The plaintiffs’ main argument in support of having the action heard in British Columbia was that they could not be assured a fair and impartial trial in Guatemala, as a result of what they characterized as “serious systemic barriers to justice” in the Guatemalan legal system.
The court rejected this argument, concluding that while Guatemala’s legal system “may be imperfect, it functions in a meaningful way”. The court also held that Canadian courts must proceed extremely cautiously in finding that a foreign court is incapable of providing justice to its own citizens.
Further, the court found that consideration of the comparative expense and convenience for the parties and their witnesses weighed heavily in favour of Guatemala as the forum for the plaintiffs' action for two reasons. First, many of the witnesses and all of the plaintiffs only spoke Spanish and most if not all of the records required to assess the plaintiffs’ claims for damages were in Spanish. Obtaining and translating all of this evidence would be a significant challenge if the case as heard in British Columbia. Second, while Tahoe was registered in British Columbia, it did not carry on its operations here. The majority of its personnel and documents were located in Reno, Nevada.
Accordingly, the court declined to take jurisdiction and granted Tahoe’s application for a stay.

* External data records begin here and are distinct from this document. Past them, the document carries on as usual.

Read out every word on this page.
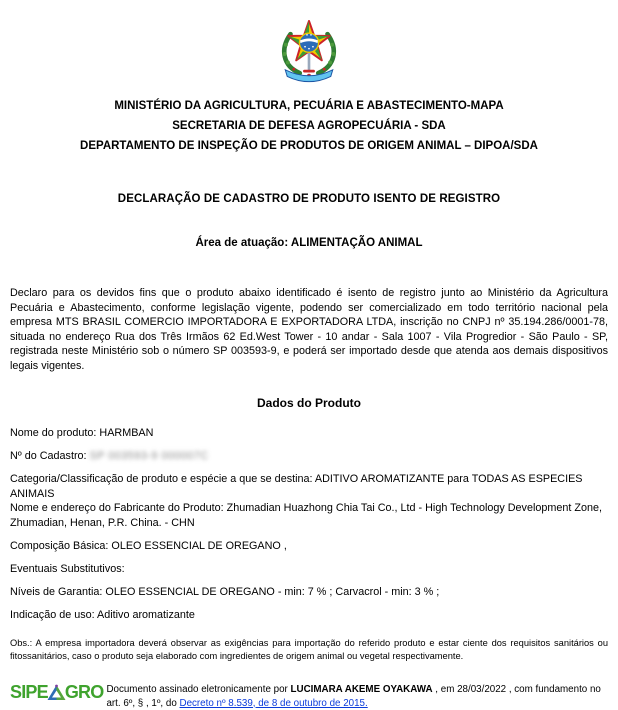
MINISTÉRIO DA AGRICULTURA, PECUÁRIA E ABASTECIMENTO-MAPA
SECRETARIA DE DEFESA AGROPECUÁRIA - SDA
DEPARTAMENTO DE INSPEÇÃO DE PRODUTOS DE ORIGEM ANIMAL – DIPOA/SDA
DECLARAÇÃO DE CADASTRO DE PRODUTO ISENTO DE REGISTRO
Área de atuação: ALIMENTAÇÃO ANIMAL
Declaro para os devidos fins que o produto abaixo identificado é isento de registro junto ao Ministério da Agricultura Pecuária e Abastecimento, conforme legislação vigente, podendo ser comercializado em todo território nacional pela empresa MTS BRASIL COMERCIO IMPORTADORA E EXPORTADORA LTDA, inscrição no CNPJ nº 35.194.286/0001-78, situada no endereço Rua dos Três Irmãos 62 Ed.West Tower - 10 andar - Sala 1007 - Vila Progredior - São Paulo - SP, registrada neste Ministério sob o número SP 003593-9, e poderá ser importado desde que atenda aos demais dispositivos legais vigentes.
Dados do Produto
Nome do produto: HARMBAN
Nº do Cadastro: SP 003593-9 000007C
Categoria/Classificação de produto e espécie a que se destina: ADITIVO AROMATIZANTE para TODAS AS ESPECIES ANIMAIS
Nome e endereço do Fabricante do Produto: Zhumadian Huazhong Chia Tai Co., Ltd - High Technology Development Zone, Zhumadian, Henan, P.R. China. - CHN
Composição Básica: OLEO ESSENCIAL DE OREGANO ,
Eventuais Substitutivos:
Níveis de Garantia: OLEO ESSENCIAL DE OREGANO - min: 7 % ; Carvacrol - min: 3 % ;
Indicação de uso: Aditivo aromatizante
Obs.: A empresa importadora deverá observar as exigências para importação do referido produto e estar ciente dos requisitos sanitários ou fitossanitários, caso o produto seja elaborado com ingredientes de origem animal ou vegetal respectivamente.
SIPE GRO Documento assinado eletronicamente por LUCIMARA AKEME OYAKAWA , em 28/03/2022 , com fundamento no art. 6º, § , 1º, do Decreto nº 8.539, de 8 de outubro de 2015.
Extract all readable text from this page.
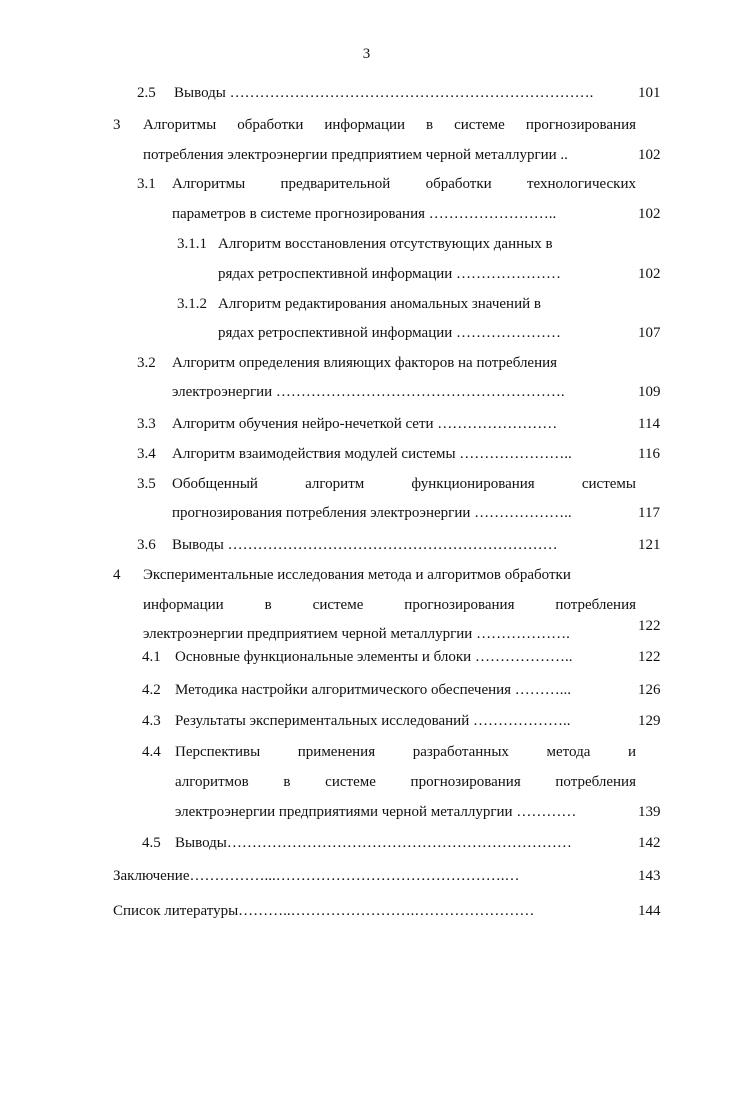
3
2.5 Выводы ……………………………………………………………….	101
3 Алгоритмы обработки информации в системе прогнозирования
потребления электроэнергии предприятием черной металлургии ..	102
3.1 Алгоритмы предварительной обработки технологических
параметров в системе прогнозирования ……………………..	102
3.1.1 Алгоритм восстановления отсутствующих данных в
рядах ретроспективной информации …………………	102
3.1.2 Алгоритм редактирования аномальных значений в
рядах ретроспективной информации …………………	107
3.2 Алгоритм определения влияющих факторов на потребления
электроэнергии ………………………………………………….	109
3.3 Алгоритм обучения нейро-нечеткой сети ……………………	114
3.4 Алгоритм взаимодействия модулей системы …………………..	116
3.5 Обобщенный алгоритм функционирования системы
прогнозирования потребления электроэнергии ………………..	117
3.6 Выводы …………………………………………………………	121
4 Экспериментальные исследования метода и алгоритмов обработки
информации в системе прогнозирования потребления
электроэнергии предприятием черной металлургии ……………….	122
4.1 Основные функциональные элементы и блоки ………………..	122
4.2 Методика настройки алгоритмического обеспечения ………...	126
4.3 Результаты экспериментальных исследований ………………..	129
4.4 Перспективы применения разработанных метода и
алгоритмов в системе прогнозирования потребления
электроэнергии предприятиями черной металлургии …………	139
4.5 Выводы……………………………………………………………	142
Заключение……………...……………………………………….…	143
Список литературы………..…………………….……………………	144
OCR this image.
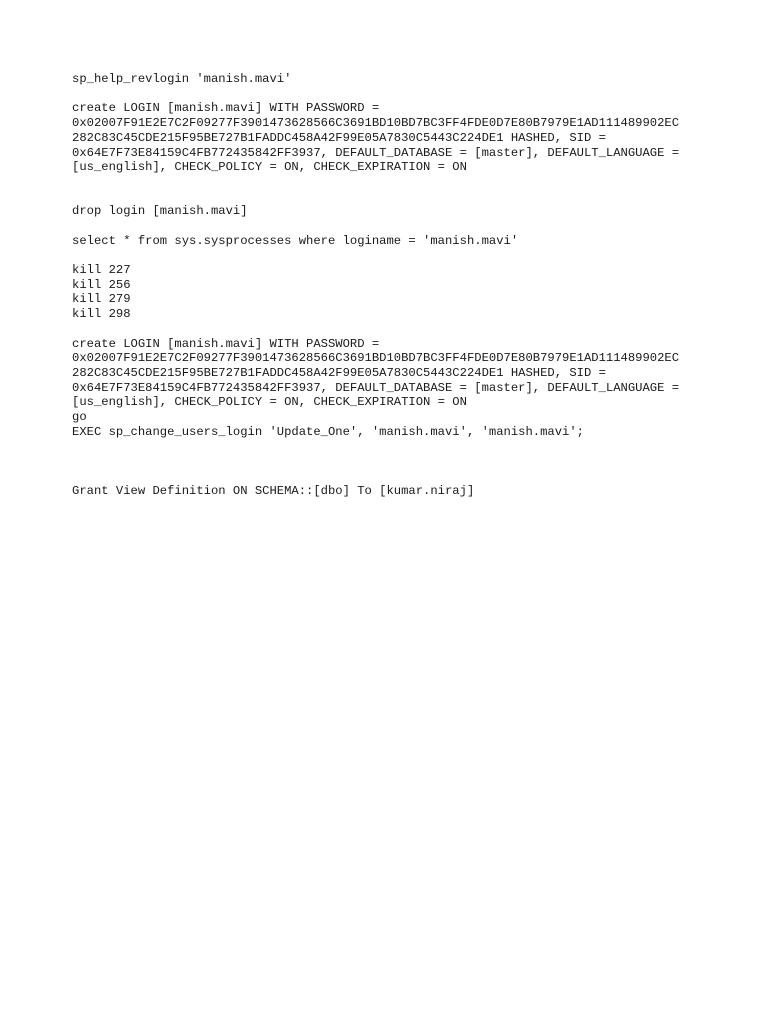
sp_help_revlogin 'manish.mavi'
create LOGIN [manish.mavi] WITH PASSWORD =
0x02007F91E2E7C2F09277F3901473628566C3691BD10BD7BC3FF4FDE0D7E80B7979E1AD111489902EC
282C83C45CDE215F95BE727B1FADDC458A42F99E05A7830C5443C224DE1 HASHED, SID =
0x64E7F73E84159C4FB772435842FF3937, DEFAULT_DATABASE = [master], DEFAULT_LANGUAGE =
[us_english], CHECK_POLICY = ON, CHECK_EXPIRATION = ON
drop login [manish.mavi]
select * from sys.sysprocesses where loginame = 'manish.mavi'
kill 227
kill 256
kill 279
kill 298
create LOGIN [manish.mavi] WITH PASSWORD =
0x02007F91E2E7C2F09277F3901473628566C3691BD10BD7BC3FF4FDE0D7E80B7979E1AD111489902EC
282C83C45CDE215F95BE727B1FADDC458A42F99E05A7830C5443C224DE1 HASHED, SID =
0x64E7F73E84159C4FB772435842FF3937, DEFAULT_DATABASE = [master], DEFAULT_LANGUAGE =
[us_english], CHECK_POLICY = ON, CHECK_EXPIRATION = ON
go
EXEC sp_change_users_login 'Update_One', 'manish.mavi', 'manish.mavi';
Grant View Definition ON SCHEMA::[dbo] To [kumar.niraj]
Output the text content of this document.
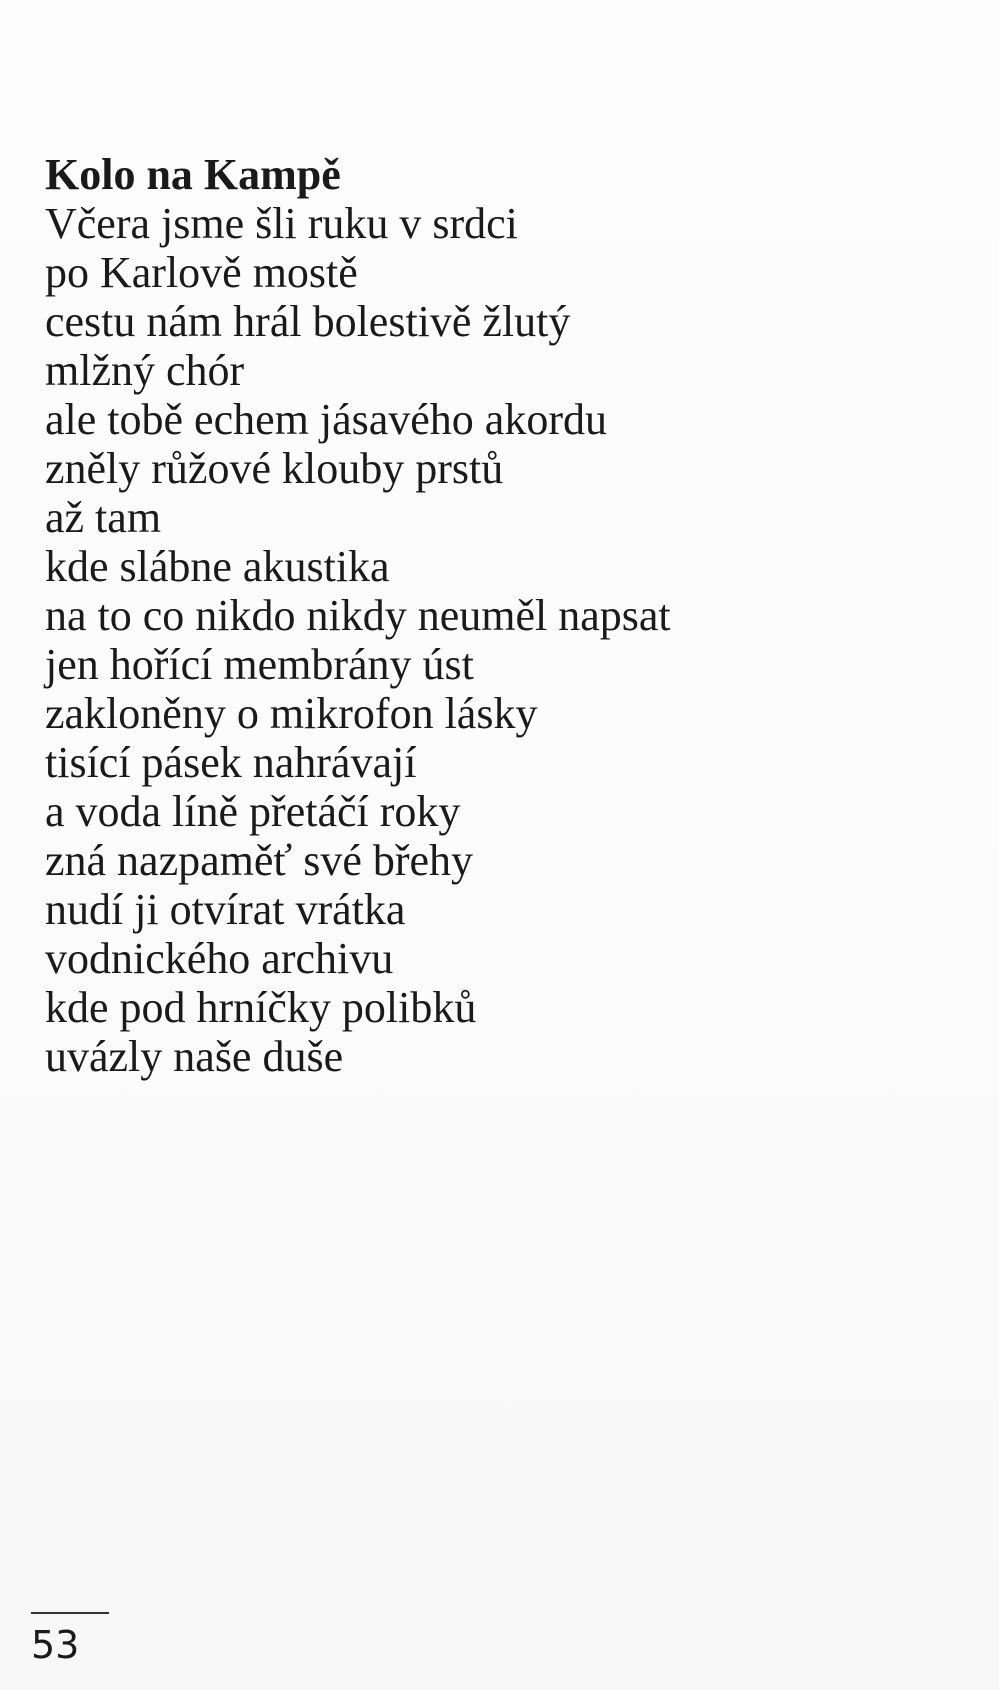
Kolo na Kampě

Včera jsme šli ruku v srdci

po Karlově mostě

cestu nám hrál bolestivě žlutý

mlžný chór

ale tobě echem jásavého akordu

zněly růžové klouby prstů

až tam

kde slábne akustika

na to co nikdo nikdy neuměl napsat

jen hořící membrány úst

zakloněny o mikrofon lásky

tisící pásek nahrávají

a voda líně přetáčí roky

zná nazpaměť své břehy

nudí ji otvírat vrátka

vodnického archivu

kde pod hrníčky polibků

uvázly naše duše

53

The full reasons for judgment can be found here. It is not yet known whether the plaintiffs intend to appeal.
While a setback for the plaintiffs, the decision was made solely on jurisdictional grounds and did not consider the merits of the case. As a result, the question of whether corporate social responsibility commitments are enough to ground liability for Canadian parent companies remains to be answered in future cases.
In situations where management of the Canadian parent is actually conducted from Canada, it will be significantly harder to convince a court that a foreign jurisdiction is the “clearly more appropriate” forum for the dispute.